Stefano Agnoli, Corriere della Sera 11/07/2009, 11 luglio 2009
MILANO
In teoria un gasdotto che porta il nome di un’opera di Giuseppe Verdi, il «Nabucco», dovrebbe riscuotere la simpatia italiana, soprattutto se promette di allentare la dipendenza dalle forniture russe. In realtà gli interessi immediati delle aziende nazionali dell’energia, Eni e Edison, non coincidono con il tubo trans-europeo che lunedì 13 luglio, ad Ankara, farà un passo in avanti. Dopo lunghe trattative con il governo di Tayyip Erdogan, infatti, i paesi attraversati dalla futura linea Mar Caspio-Europa (Bulgaria, Romania, Ungheria e Austria, oltre alla Turchia) sigleranno la necessaria intesa intergovernativa. Un atto dovuto perchè il progetto caldeggiato dall’Unione europea prenda finalmente il largo, con l’obiettivo di diminuire la vulnerabilità energetica del continente, troppo sbilanciato sul gas russo e algerino.
Lungo 3.300 chilometri, il Nabucco avrà una capacità di 31 miliardi di metri cubi di metano l’anno e un costo di 8 miliardi di euro. Finora è stato il tira e molla con i turchi sulla quota di gas da trattenere per i consumi interni a rallentare i preparativi. Ankara spingeva per accaparrarsi il 15%, gli altri partner e l’Ue non erano d’accordo. Alla fine si sarebbe raggiunto un compromesso: niente 15% ma un imprecisato diritto turco a prelievi aggiuntivi in caso di necessità.
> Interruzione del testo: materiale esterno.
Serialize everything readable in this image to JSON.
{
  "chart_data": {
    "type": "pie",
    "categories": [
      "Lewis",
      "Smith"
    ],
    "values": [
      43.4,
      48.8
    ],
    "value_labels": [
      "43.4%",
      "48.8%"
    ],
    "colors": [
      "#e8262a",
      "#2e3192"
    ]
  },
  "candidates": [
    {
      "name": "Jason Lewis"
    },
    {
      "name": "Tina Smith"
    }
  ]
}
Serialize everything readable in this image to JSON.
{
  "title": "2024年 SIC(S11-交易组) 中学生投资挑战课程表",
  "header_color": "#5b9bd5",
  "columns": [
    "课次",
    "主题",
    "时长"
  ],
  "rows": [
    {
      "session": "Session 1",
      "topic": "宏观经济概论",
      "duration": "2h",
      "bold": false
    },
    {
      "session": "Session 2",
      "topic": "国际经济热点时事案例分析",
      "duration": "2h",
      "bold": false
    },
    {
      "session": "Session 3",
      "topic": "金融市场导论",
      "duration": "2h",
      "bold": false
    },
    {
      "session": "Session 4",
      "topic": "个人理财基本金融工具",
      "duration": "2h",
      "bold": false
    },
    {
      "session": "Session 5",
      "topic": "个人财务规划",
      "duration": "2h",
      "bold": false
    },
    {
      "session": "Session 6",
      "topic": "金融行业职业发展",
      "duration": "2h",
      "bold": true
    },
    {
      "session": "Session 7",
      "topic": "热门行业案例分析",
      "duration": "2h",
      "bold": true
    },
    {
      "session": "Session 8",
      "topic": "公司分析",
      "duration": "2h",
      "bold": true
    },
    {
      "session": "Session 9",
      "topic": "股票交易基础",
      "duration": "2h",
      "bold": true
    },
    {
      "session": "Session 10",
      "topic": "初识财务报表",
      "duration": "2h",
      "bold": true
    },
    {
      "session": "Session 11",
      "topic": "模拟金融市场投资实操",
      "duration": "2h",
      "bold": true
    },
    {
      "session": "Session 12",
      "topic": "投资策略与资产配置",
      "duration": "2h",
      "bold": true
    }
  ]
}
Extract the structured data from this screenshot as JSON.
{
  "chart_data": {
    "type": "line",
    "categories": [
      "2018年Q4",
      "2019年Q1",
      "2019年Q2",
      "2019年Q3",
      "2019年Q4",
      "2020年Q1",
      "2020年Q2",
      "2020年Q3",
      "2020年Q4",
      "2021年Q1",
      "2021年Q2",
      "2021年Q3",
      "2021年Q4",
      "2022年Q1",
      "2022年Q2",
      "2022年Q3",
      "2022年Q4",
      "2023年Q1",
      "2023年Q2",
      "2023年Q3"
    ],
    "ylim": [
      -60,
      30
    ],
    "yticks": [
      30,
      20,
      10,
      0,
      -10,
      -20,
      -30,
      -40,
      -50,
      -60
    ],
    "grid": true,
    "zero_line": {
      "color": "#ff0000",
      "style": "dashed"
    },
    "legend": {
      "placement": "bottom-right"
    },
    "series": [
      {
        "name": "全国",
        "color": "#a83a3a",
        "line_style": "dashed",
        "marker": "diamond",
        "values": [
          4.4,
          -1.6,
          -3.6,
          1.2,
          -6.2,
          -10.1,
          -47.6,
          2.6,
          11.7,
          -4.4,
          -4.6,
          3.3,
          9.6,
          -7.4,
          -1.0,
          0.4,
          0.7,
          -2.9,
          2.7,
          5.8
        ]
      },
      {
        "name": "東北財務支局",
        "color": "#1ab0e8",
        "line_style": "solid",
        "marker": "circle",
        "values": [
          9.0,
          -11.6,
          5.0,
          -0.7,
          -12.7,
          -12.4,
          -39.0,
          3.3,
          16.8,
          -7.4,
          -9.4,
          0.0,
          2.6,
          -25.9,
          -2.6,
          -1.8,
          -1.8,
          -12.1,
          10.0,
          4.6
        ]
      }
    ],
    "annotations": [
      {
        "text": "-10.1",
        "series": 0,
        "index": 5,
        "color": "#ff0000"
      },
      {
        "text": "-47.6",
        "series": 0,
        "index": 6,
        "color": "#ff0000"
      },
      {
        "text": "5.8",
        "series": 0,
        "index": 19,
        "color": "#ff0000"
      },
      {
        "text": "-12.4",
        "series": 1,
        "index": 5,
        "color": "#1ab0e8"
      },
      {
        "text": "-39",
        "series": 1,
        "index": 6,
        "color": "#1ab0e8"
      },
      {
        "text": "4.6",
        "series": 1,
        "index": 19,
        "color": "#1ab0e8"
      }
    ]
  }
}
Nel Nabucco, che piace anche agli Usa, non ci sono interessi diretti italiani in ballo, se non quello generico di diversificazione delle fonti di approvvigionamento. L’Eni, infatti, è in corsa con un progetto alternativo insieme ai russi di Gazprom, il «South Stream» che scavalcando l’Ucraina attraverso il Mar Nero porterebbe il gas in Bulgaria per poi diramarsi verso nord e verso sud. Un progetto assai costoso anche per il lungo tratto sottomarino (900 chilometri) e dilatato nelle sue prospettive dopo l’incontro di maggio a Soci tra i due premier, Vladimir Putin e Berlusconi. Ora dovrebbe arrivare a trasportare (nel 2015) addirittura 64 miliardi di metri cubi, per un investimento superiore a 20 miliardi di euro. Logico che persino all’interno del consiglio del Cane a sei zampe si nutra qualche dubbio per un progetto così impegnativo.
Ma anche la Edison italo- francese, con il suo Itgi destinato ad arrivare dalla Turchia alla Puglia via Grecia (anch’esso benedetto dall’Ue), si ritrova ad essere in competizione con il Nabucco. In questo caso per il gas che dovrebbe alimentare il tubo. Sia il Nabucco sia l’Itgi insistono all’incirca sullo stesso tratto turco (il primo sarebbe un tubo nuovo, il secondo un potenziamento dell’esistente), ma al momento non hanno in tasca neppure un metro cubo di gas. E entrambi lo chiederanno all’Azerbaigian, la repubblica ex sovietica che si affaccia sul Caspio. A Baku non aspettano altro che concludere dei contratti di vendita per avviare lo sfruttamento del giacimento marino di Shah Deniz 2. Ci sarà quindi una gara a due che dovrebbe tenersi entro la fine dell’anno, e alla Edison non disperano affatto. Anzi: visto che il gas azero di Shah Deniz non riempirebbe che un quarto del Nabucco mentre soddisferebbe tutta la capacità dell’Itgi (8 miliardi di metri cubi) ritengono di essere i candidati più adatti per il successo, anche se, nel frattempo, si sono premurati di fare un’offerta per il giacimento irakeno di Akkas.
In ogni caso, quindi, i promotori del Nabucco dovranno cercare nell’area del Caspio e del Medio Oriente dell’altro gas. Dove? Probabilmente in Turkmenistan, che ha dichiarato di voler aderire al progetto, e quasi sicuramente nell’Iraq, ironia della sorte, dell’antico re Nabucodonosor.